Sept 7, 2016 by Raven Clabough
A new Massachusetts law may force churches to comply with controversial transgender bathroom policies, according to guidance issued by the Massachusetts Commission Against Discrimination, responsible for enforcing the state’s anti-discrimination laws. The guidance suggests that the state’s recently passed amendment allowing “gender identity” protections under its anti-discrimination law can be read in such a way that even churches would be acting in violation if they did not comply under certain circumstances.
The Massachusetts law set to take effect on October 1 defines “gender identity” as “a person’s gender-related identity, appearance or behavior, whether or not that gender-related identity, appearance or behavior is different from that traditionally associated with the person’s physiology or assigned sex at birth.”
The law permits transgender individuals to use restrooms and locker rooms that match their gender identity, and includes a provision for guidelines that address “any person whose assertion of a gender identity is for an improper purpose.”
But critics of the law, such as the Massachusetts Family Institute, contend that despite this provision, it places women and children at risk by opening “the door for predators to enter public bathrooms, locker rooms and showers and to abuse this vague legislation.”

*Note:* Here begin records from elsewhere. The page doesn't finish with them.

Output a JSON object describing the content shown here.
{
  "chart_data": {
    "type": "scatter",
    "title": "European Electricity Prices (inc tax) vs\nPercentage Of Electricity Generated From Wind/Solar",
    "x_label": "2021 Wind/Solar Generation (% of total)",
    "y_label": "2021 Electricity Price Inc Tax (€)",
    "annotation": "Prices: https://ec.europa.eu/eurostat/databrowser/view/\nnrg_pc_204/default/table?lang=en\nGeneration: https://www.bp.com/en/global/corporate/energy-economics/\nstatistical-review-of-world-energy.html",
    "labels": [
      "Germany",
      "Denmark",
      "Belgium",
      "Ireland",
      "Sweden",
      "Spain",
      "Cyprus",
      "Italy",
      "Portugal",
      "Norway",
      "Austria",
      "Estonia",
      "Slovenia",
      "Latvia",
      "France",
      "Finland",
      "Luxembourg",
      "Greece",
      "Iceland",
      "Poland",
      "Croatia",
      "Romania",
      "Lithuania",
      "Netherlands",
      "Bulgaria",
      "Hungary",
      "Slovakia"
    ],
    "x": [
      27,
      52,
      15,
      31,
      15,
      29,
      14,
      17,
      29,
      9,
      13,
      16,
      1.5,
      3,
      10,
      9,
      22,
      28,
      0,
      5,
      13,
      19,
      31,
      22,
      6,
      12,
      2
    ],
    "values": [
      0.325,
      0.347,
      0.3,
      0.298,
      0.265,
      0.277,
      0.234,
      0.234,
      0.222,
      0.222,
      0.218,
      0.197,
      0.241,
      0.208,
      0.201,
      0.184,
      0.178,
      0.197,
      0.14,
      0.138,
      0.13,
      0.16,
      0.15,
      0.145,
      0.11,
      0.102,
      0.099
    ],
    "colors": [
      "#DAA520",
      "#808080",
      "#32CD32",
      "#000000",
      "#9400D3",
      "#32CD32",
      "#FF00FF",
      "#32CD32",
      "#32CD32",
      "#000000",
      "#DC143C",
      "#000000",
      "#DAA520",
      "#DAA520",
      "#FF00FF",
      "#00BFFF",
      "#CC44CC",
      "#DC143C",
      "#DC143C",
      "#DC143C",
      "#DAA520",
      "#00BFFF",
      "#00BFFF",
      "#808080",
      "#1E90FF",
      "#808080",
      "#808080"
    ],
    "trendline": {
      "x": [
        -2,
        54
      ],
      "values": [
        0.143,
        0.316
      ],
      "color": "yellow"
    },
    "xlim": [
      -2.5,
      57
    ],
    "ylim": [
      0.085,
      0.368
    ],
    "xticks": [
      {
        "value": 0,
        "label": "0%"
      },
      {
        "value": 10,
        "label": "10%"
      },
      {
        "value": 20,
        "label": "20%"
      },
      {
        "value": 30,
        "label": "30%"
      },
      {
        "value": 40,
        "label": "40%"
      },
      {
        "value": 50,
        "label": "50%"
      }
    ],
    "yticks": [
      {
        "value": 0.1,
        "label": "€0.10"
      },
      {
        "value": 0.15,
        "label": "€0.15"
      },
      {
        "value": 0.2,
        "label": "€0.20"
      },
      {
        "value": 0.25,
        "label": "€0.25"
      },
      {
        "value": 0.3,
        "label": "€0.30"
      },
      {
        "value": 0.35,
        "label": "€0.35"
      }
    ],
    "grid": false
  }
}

“Thousands of concerned citizens have contacted the governor’s office over the past month, urging him to do the right thing and veto the bill,” the group said in a written statement. “Instead, Gov. Baker ignored them and gave in to a radical and aggressive agenda of sexual expression and a denial of basic biological truth.”
The law required the Massachusetts Commission Against Discrimination to issue guidance and recommendations regarding the law no later than September 1.
A draft of the nine-page document entitled “Gender Identity Guidance” was released on September 1 “to educate the public about discrimination based on gender identity, to describe what evidence may be submitted to support a claim of gender identity discrimination, to inform individuals of their rights, and to assist employers, providers of housing, mortgage services, and owners, managers and agents of places of public accommodation in understanding their obligations under Massachusetts law,” the document states.
According to the guidance, the law does not require an individual to have undergone sex reassignment surgery or medical care in order to be classified as a gender different from that assigned biologically.
Furthermore, the law does not permit companies or employers to ask for documentation of an individual’s gender identity. This includes mortgage service companies or housing companies.
However, in the rare event that it is necessary, according to the guidance, proper documentation is simply anything that demonstrates “evidence that the gender identity is sincerely held as a part of the person’s core identity.”
It goes on to recommend best practices in order to ensure that discrimination is not taking place. These include items like updated employee records to reflect name and gender identity changes, prohibiting the use of “derogatory comments or jokes” about transgendered individuals from anyone in the workplace, ranging from employees to clients and vendors, and using pronouns for employees based on the stated gender identity.
“In the limited circumstances where it is necessary, an individual’s gender identity may be demonstrated by any evidence that the gender identity is sincerely held as a part of the person’s core identity.”
The more controversial aspects of the guidance relate to its understanding of “public accomodation.” The guidance refers to language in the Massachusetts law, which defines “public accommodation” as “any place, whether licensed or unlicensed, which is open to and accepts or solicits the patronage of the general public.”
According to the guidance, “All persons, regardless of gender identity, shall have the right to the full and equal accommodations, advantages, facilities and privileges of any place of public accommodation.”
It continues, “This means that a movie theater that has restrooms designated as ‘Men’s Restroom’ and ‘Women’s Restroom’ must allow its patrons to use the restroom which is consistent with their gender identity. A health club with locker rooms designated as male and female must grant all persons full enjoyment of the locker room consistent with their gender identity. A public swimming pool with changing rooms designated male and female must allow the public to use the changing room consistent with their gender identity.”
It controversially suggests that churches may fit that category. “Even a church could be seen as a place of public accommodation if it holds a secular event, such as a spaghetti supper, that is open to the general public,” the guidance notes. The specific criteria involved in classifying something as “secular” have yet to be outlined.
Attorney Matt Sharp for Alliance Defending Freedom contends that the law is a major violation of First Amendment rights, and that the guidance takes significant liberties by suggesting that a church could be considered public accommodations simply because it hosts an event such as a “spaghetti supper.”
Despite the backlash, a spokesperson for the commission claims the guidance “addresses religious freedom and first amendment rights,” seemingly based on a footnote to the guidance that states: “All charges, including those involving religious institutions or religious exemptions, are reviewed on a case-by-case basis.”
The language does little to assuage concerns that churches may be asked to violate their religious doctrines at the discretion of the state.